ECE 466 - Compilers


Resources

The optional text for this class is "The Dragon Book":

Aho, Alfred V., Lam, Monica S., Sethi, Ravi and Ullman, Jeffrey D.: Compilers: Principles, Techniques, and Tools.. 2nd edition. Addison-Wesley, 2006.

The first edition of the textbook is also quite workable, especially for the earlier units of this course.

Students might find the O'Reilly book on Lex and Yacc (two tools which are used to automate the front-end of the compiler) helpful. However, much of the information in this book is dated and available for free online or in the man pages, which students should absolutely read thoroughly!

The make program will prove very useful in developing the compiler. There is an O'Reilly book on make, but again for the purposes of this project, there is enough free information available online.

The definitive reference for the C language is the ISO standard. The 1999 standard introduced a number of language extensions, some of which we may chose to ignore in class. A working draft of that standard was openly available and a copy may be downloaded here. A more recent revision known as "C11" which was adopted in 2011 is here

For the purposes of this course, in which we are not actually trying to build a production compiler, any of these standards can be used for reference.

Another recommended book is:
Harbison, Samuel P and Steele, Guy L.: C: A reference manual. 5th edition. Prentice Hall, 2006.

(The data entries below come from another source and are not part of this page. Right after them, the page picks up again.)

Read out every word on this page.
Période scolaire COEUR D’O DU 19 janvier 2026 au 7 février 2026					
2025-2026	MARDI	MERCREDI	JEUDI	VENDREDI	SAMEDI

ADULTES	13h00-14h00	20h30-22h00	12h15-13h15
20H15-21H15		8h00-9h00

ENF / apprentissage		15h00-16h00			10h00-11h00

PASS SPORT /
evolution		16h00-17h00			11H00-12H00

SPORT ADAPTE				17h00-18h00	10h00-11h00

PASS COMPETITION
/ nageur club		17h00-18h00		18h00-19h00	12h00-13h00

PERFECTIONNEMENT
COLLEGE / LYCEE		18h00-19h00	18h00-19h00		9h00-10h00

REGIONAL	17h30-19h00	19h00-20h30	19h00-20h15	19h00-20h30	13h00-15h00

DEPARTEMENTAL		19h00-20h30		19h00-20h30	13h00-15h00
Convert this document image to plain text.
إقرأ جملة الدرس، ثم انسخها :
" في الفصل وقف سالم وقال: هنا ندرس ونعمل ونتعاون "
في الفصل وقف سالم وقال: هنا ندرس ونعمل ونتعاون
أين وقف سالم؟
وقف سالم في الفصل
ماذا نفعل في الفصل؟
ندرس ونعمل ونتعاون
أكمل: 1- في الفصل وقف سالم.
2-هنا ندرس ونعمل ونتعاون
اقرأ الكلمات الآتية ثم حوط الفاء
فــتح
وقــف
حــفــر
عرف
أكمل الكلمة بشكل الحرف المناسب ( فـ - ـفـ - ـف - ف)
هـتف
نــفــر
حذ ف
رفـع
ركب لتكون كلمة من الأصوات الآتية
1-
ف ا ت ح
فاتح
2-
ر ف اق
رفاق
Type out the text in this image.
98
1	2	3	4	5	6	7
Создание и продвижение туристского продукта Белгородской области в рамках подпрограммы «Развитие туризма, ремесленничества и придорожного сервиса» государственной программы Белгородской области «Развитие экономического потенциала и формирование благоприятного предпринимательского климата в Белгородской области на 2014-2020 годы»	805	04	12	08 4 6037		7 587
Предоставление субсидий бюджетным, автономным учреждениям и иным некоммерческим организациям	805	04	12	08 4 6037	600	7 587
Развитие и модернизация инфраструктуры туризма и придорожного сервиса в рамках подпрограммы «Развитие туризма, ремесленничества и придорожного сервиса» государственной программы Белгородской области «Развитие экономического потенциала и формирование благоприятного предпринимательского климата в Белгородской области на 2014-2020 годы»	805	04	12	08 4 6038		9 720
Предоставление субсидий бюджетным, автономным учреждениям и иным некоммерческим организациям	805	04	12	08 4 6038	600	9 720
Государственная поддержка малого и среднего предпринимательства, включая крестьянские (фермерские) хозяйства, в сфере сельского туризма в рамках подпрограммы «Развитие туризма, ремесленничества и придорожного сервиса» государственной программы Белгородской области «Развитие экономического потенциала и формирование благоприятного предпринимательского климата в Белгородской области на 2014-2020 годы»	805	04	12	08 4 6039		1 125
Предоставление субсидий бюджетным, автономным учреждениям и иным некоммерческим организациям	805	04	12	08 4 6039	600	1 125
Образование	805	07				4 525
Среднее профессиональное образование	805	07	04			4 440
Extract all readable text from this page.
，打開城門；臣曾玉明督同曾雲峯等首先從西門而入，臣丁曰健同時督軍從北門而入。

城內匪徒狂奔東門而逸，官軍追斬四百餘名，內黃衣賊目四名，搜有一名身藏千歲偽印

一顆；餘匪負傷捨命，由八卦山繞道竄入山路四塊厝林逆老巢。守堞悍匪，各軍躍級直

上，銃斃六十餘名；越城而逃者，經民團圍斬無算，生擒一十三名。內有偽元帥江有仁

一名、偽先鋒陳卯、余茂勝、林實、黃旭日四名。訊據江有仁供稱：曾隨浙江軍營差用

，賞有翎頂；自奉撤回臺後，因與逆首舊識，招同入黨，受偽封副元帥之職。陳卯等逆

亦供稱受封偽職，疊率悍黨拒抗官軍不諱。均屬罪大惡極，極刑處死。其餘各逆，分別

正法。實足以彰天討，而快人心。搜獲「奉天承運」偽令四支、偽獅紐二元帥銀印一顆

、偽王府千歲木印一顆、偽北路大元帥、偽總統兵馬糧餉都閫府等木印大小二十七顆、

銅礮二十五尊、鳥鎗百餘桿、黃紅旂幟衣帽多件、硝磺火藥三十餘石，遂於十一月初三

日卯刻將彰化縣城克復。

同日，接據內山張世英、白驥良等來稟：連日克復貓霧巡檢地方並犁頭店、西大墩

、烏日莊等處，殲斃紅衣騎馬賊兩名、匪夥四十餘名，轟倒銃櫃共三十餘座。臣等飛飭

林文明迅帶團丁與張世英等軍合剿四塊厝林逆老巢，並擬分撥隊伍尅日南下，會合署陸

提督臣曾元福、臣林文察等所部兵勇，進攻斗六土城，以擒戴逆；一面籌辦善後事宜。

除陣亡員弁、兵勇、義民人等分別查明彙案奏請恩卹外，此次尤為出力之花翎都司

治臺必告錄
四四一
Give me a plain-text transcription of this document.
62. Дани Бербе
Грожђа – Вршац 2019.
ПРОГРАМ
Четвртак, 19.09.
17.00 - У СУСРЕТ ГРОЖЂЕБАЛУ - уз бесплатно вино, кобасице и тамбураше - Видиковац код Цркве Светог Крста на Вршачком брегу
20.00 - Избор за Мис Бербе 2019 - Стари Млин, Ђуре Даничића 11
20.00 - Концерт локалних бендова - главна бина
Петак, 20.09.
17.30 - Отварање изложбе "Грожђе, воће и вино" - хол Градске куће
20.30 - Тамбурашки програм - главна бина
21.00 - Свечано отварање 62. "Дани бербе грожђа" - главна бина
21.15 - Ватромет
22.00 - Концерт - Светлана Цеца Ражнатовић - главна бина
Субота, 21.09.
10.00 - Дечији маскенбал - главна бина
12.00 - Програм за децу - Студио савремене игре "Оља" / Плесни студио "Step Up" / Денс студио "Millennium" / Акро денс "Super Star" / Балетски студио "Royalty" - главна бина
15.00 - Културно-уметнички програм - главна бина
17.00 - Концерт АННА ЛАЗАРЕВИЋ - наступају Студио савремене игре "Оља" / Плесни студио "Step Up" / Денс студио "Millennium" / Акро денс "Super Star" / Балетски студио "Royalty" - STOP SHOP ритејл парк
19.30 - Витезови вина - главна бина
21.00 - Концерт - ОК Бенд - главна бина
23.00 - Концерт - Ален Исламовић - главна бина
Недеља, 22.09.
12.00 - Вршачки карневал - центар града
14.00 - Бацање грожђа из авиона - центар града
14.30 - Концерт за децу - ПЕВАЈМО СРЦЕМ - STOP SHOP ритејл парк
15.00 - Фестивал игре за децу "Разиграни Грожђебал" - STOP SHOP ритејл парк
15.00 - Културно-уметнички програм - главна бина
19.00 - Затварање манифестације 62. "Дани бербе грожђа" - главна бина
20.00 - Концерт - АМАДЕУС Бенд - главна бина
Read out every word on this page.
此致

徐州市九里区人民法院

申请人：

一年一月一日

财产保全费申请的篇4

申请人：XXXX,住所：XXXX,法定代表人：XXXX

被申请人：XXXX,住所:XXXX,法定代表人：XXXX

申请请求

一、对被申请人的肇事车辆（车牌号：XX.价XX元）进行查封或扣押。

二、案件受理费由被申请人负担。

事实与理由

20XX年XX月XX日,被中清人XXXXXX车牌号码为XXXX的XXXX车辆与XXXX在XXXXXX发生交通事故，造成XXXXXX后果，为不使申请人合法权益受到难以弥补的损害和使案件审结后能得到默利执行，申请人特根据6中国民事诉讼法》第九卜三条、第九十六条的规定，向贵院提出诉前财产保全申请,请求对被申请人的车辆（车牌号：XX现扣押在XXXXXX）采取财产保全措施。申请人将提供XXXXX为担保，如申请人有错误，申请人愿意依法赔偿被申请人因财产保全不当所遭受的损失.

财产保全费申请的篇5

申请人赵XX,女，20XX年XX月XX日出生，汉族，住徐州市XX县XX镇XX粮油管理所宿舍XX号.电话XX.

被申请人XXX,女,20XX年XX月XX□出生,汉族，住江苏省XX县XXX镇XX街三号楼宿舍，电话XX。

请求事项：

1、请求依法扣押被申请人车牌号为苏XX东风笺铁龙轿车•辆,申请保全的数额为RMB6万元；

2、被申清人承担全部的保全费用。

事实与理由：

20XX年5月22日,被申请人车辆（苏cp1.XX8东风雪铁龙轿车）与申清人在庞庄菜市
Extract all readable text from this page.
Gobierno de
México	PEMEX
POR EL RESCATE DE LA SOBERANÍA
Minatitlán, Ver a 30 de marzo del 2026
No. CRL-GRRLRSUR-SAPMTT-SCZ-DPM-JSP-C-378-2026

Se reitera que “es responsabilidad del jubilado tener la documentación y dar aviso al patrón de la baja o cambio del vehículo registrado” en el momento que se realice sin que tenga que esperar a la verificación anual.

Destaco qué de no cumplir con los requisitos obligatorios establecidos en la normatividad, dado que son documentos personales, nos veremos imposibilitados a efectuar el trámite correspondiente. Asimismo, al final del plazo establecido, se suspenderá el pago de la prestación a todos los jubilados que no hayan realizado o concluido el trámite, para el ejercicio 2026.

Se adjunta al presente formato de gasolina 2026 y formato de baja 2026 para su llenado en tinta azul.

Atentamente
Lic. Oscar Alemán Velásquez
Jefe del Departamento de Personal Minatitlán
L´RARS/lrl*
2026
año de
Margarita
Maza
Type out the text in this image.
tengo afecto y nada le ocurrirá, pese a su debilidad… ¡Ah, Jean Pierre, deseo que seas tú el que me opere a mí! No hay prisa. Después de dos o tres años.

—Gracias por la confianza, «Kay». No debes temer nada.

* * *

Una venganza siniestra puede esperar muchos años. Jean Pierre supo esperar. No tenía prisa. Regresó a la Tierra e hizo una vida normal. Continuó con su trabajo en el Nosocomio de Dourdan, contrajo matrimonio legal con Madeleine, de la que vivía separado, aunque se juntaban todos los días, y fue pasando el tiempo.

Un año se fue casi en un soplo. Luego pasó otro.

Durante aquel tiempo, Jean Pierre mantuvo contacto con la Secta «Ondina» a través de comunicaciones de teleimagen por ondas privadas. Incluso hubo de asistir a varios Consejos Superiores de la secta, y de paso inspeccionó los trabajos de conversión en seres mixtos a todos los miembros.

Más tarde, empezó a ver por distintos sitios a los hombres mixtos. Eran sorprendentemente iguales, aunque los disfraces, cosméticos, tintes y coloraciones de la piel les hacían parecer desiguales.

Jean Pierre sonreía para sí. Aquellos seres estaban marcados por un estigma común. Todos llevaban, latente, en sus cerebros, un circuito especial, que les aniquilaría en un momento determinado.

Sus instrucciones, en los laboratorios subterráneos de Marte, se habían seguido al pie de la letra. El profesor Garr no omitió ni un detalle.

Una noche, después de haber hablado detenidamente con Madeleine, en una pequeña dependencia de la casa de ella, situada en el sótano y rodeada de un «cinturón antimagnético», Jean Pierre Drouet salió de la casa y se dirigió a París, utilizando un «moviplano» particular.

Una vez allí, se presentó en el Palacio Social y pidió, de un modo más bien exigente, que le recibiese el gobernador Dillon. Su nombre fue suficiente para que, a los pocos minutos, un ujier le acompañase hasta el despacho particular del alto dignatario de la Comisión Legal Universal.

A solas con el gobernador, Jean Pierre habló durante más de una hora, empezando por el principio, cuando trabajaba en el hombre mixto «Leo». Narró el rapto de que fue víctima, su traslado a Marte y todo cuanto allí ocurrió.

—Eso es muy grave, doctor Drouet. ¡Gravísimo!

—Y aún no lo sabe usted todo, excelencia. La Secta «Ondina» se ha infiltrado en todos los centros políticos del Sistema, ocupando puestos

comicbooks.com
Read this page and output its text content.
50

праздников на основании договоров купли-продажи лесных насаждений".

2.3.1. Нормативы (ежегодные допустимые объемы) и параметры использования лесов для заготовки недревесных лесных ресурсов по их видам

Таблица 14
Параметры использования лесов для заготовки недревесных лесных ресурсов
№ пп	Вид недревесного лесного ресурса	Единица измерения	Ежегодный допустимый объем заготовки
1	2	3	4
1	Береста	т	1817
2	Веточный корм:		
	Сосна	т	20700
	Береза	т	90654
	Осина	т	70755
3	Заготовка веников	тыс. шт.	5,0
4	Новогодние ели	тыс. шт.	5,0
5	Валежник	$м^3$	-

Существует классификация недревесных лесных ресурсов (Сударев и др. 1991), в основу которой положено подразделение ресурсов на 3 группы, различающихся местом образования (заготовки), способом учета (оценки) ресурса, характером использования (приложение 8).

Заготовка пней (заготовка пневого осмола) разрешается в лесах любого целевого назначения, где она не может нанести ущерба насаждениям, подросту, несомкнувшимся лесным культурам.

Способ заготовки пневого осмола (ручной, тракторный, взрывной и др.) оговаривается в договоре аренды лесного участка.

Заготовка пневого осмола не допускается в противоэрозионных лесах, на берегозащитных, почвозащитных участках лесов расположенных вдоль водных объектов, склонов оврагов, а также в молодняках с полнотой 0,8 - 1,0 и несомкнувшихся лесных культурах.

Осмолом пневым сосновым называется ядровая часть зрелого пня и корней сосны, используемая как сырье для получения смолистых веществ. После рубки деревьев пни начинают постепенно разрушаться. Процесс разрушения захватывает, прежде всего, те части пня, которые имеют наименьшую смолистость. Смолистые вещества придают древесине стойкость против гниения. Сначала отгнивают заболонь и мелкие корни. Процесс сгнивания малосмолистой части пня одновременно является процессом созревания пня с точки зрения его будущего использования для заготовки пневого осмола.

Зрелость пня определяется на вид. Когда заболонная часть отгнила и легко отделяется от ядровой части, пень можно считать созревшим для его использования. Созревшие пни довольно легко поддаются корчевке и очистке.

This is basically a regurgitation of the ISO C standard, but with better examples and explanations, and a discussion of backwards compatibility issues with ANSI C (1989 standard) and classic K&R C.

Expectations

This is a graduate-level course. Student are expected to do the necessary readings and research on their own. Lecture notes will be posted here, but they do not comprise the entirety of the course material for which the student is responsible. The course is divided into several units, outlines of which are presented below. These units will not necessarily be confined to a single week.
Note: lecture notes are in PostScript, which can be output directly to any PostScript printer, or viewed with a free viewer such as ghostscript. Assignments may be in text or PostScript form.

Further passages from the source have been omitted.